Wednesday, 30 March 2016

RESPIRATORY EMERGENCY





Q).  For confirming endotracheal tube placement following intubation of a patient in cardiac arrest, which ONE of the following methods is the most reliable?
A. Waveform capnography
B. Calorimetric end-tidal carbon dioxide (ETCO2)
C. Oesophageal detector device
D. Pulse oximetry

1. Answer: A
The detection of ETCO2 is widely accepted as the most reliable method for verifying tracheal intubation. However, the efficacy of this method can be hindered in situations where insufficient CO2 is exhaled because of reduced pulmonary blood flow, such as during cardiac arrest, which has led to the assumption that the oesophageal detector device (EDD) might be more accurate in cardiac arrest situations. However, conflicting results have been reported regarding the accuracy of EDD in emergency situations, and even less evidence is available for patients with cardiac arrest. Studies of colorimetric ETCO2 detectors, non-waveform ETCO2 capnometers and EDD showed that the accuracy of these devices is similar to the accuracy of clinical assessment for confirming the tracheal position of a tracheal tube in those experiencing cardiac arrest. Two studies of waveform capnography to verify endotracheal tube placement in those experiencing cardiac arrest after intubation demonstrated 100% sensitivity and specificity in identifying correct tracheal tube placement. These studies were reviewed by ILCOR in 2010, which has led to the recommendation that ETCO2 monitoring with waveform capnography is the most sensitive and specific way to confirm and continuously monitor the position of a tracheal tube in a patient in cardiac arrest and should supplement clinical assessment (visualisation of the tube through the cords and auscultation)

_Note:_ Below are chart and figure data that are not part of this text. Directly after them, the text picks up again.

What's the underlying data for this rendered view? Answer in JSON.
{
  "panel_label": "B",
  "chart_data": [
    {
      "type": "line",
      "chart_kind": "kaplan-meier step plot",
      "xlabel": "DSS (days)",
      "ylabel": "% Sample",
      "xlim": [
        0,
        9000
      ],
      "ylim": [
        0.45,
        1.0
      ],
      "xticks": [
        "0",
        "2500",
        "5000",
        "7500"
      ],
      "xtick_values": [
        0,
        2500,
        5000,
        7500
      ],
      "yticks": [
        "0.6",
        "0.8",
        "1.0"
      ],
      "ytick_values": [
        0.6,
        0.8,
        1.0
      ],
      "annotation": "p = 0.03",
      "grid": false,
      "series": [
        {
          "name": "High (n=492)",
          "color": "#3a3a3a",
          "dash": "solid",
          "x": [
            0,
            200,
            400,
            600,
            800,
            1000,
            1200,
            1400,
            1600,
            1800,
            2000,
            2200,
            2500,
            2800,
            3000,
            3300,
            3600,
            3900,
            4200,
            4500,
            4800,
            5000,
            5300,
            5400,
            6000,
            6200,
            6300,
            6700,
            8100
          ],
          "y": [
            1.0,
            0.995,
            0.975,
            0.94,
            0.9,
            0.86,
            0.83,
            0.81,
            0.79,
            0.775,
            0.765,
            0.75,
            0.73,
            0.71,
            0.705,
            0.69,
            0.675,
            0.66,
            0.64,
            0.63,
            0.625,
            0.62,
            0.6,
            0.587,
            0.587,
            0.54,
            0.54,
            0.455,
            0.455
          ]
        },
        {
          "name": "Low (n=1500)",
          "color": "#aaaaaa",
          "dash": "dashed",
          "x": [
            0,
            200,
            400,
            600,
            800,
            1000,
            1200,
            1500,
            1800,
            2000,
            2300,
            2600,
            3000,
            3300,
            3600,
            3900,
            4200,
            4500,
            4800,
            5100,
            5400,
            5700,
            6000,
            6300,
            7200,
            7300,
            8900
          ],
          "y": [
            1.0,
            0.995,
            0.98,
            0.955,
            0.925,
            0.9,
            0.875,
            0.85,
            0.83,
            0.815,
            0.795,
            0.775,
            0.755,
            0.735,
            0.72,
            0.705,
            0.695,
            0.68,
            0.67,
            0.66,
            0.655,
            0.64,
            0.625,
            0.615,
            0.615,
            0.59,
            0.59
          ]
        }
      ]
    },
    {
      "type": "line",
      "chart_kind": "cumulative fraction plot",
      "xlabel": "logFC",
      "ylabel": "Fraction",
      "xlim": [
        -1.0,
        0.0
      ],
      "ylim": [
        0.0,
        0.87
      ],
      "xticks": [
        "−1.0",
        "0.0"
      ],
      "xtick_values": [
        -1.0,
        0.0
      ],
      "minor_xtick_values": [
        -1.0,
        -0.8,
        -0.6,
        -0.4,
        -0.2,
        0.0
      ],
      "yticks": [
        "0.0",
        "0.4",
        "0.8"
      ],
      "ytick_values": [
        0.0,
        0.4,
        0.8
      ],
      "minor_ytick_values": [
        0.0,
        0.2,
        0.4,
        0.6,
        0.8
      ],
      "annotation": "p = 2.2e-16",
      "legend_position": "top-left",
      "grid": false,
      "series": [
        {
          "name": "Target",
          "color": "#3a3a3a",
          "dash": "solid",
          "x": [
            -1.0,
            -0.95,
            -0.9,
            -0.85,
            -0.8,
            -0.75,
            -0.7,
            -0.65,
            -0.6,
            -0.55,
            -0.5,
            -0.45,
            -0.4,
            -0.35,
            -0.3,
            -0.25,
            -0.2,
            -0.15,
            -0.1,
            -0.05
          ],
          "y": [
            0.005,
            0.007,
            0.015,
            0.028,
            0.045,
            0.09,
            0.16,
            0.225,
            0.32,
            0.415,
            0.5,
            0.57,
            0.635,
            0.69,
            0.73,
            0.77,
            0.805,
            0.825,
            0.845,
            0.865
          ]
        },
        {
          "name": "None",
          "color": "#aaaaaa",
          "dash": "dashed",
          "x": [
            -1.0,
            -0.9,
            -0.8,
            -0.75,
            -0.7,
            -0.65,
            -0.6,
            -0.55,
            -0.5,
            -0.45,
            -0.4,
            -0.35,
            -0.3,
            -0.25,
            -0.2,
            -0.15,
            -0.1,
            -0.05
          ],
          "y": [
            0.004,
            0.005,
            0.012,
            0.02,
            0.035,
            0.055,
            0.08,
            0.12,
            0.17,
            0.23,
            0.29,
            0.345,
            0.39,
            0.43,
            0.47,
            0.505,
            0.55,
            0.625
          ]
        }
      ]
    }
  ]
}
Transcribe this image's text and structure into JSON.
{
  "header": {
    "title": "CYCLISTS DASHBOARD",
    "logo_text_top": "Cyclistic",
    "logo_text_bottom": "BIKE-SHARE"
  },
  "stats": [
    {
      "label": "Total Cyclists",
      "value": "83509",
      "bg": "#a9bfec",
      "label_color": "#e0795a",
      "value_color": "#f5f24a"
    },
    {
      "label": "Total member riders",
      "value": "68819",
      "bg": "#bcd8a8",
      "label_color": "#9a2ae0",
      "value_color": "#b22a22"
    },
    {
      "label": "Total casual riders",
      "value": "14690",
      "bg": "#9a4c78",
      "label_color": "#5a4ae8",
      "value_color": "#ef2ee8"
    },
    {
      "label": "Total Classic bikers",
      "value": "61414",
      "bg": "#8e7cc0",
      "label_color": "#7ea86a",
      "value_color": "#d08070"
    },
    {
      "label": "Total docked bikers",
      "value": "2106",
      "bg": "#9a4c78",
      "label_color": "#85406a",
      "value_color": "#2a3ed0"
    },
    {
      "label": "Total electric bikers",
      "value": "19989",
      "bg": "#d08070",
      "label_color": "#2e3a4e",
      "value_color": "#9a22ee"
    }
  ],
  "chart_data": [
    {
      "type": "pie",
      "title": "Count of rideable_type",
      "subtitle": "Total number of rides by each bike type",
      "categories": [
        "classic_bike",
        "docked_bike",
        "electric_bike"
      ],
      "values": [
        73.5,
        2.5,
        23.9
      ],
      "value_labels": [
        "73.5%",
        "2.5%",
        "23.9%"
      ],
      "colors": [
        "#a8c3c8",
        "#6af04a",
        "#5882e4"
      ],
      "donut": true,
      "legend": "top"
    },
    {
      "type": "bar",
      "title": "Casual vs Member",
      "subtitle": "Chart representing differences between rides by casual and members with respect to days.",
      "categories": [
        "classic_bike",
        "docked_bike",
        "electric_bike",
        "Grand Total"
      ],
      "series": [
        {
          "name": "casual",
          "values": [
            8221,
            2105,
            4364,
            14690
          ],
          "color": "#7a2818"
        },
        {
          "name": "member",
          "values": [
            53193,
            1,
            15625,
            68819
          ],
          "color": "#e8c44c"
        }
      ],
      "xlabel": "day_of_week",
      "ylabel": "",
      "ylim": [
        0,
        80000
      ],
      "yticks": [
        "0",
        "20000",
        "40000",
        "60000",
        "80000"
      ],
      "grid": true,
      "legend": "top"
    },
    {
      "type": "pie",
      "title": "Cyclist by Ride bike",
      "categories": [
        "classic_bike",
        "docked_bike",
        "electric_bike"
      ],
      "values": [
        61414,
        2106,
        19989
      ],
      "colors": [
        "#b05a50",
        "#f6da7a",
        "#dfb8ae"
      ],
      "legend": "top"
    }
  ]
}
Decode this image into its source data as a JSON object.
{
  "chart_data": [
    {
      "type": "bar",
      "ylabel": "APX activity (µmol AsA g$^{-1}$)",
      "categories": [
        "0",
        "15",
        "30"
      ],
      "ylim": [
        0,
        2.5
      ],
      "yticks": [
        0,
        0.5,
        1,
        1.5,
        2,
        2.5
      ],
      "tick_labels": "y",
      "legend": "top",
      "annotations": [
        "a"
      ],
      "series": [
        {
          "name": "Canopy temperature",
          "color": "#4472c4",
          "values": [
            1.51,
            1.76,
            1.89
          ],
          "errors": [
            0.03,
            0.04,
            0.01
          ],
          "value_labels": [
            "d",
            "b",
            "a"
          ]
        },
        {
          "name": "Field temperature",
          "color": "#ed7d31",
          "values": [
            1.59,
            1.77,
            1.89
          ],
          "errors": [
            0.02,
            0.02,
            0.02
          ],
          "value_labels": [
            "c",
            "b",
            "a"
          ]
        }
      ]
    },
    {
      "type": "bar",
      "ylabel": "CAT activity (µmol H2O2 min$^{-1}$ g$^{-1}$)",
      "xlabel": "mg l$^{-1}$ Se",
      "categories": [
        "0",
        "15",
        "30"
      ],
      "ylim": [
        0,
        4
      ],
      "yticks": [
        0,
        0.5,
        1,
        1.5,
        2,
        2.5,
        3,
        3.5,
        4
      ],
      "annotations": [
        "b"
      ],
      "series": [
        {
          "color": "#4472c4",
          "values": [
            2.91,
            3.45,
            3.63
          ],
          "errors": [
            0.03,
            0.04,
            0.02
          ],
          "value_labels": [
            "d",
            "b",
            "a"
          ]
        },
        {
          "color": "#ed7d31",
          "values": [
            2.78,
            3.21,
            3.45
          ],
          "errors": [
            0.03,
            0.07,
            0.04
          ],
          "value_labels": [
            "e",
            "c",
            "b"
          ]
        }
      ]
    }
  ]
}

Q). Regarding the use of bilevel positive airway pressure (BiPAP) in acute hypercapnic respiratory failure in chronic obstructive pulmonary disease (COPD), adjustment of which ONE of the following parameters will most effectively reduce PCO2 levels?
A. Increase positive end-expiratory pressure (PEEP)
B. Increase inspiratory positive airway pressure (IPAP)
C. Increase PEEP and IPAP proportionally
D. Decrease the timed ventilations when in spontaneous/timed (S/T) mode




 Answer: B
Increasing the IPAP increases the pressure support (IPAP–EPAP) provided by the ventilator. Pressure support augments the tidal volume during a spontaneous breath and reduces the work of
breathing, resulting in increased alveolar ventilation, and therefore reduced CO2. Increasing the PEEP (also known as EPAP) alone will improve oxygenation due to alveolar recruitment and reduction of intrapulmonary shunting but not ventilation. Increasing PEEP and IPAP proportionally may improve oxygenation but not ventilation because the pressure support remains unchanged. During S/T mode, the timed ventilations are merely a back-up rate should spontaneous respirations cease and therefore do not influence gas exchange











Q). Regarding non-invasive ventilation (NIV) in acute cardiogenic pulmonary oedema, which ONE of the following is TRUE?
A. BiPAP has been shown to be superior to continuous positive airway pressure (CPAP)
B. PEEP should never be increased above 5 cm H2O
C. It has a proven short-term mortality benefit
D. It improves cardiac output




Answer: D
There is high-quality evidence that NIV decreases the need for intubation and induces a more rapid improvement in respiratory distress and metabolic disturbance than does standard oxygen therapy in patients with acute cardiogenic pulmonary oedema. However, there is conflicting evidence regarding the impact of NIV on mortality, with most studies suggesting that it has no effect on short-term mortality. The optimal mode of NIV (BiPAP versus CPAP) is yet to be established. NIV improves cardiogenic pulmonary oedema by establishing a positive intrathoracic pressure and reducing LV afterload. In patients with acute pulmonary oedema, the application of PEEP can improve haemodynamics by reducing preload and afterload, as positive pressure reduces venous return to the left ventricle. In patients with normal LV function, and hence those sensitive to changes in preload, a subsequent reduction in cardiac output may occur. However, in patients with impaired LV function, a reduction in preload actually improves cardiac function. The optimal PEEP remains to be resolved, although 10 cm H2O appears to be safe and effective in the majority of patients. The addition of a differential inspiratory pressure (BiPAP) appears to be as effective as CPAP but does not appear to provide an additional outcome benefit and some concerns have been raised that BiPAP may increase the rate of myocardial infarction.



Q).Regarding severe life-threatening asthma, which ONE of the following is the most appropriate indication for intubation?
A. PCO2 > 70 mmHg
B. pH < 7.35
C. SaO2 85%
D. Respiratory exhaustion



 Answer: D
The decision to intubate in acute severe asthma is a clinical decision and should not be based solely on blood gases. Markers of deterioration include rising PaCO2 levels, exhaustion, mental status depression, refractory hypoxaemia and haemodynamic instability. Many patients will present with hypercapnia or hypoxia and will rapidly improve with medical intervention and not require intubation.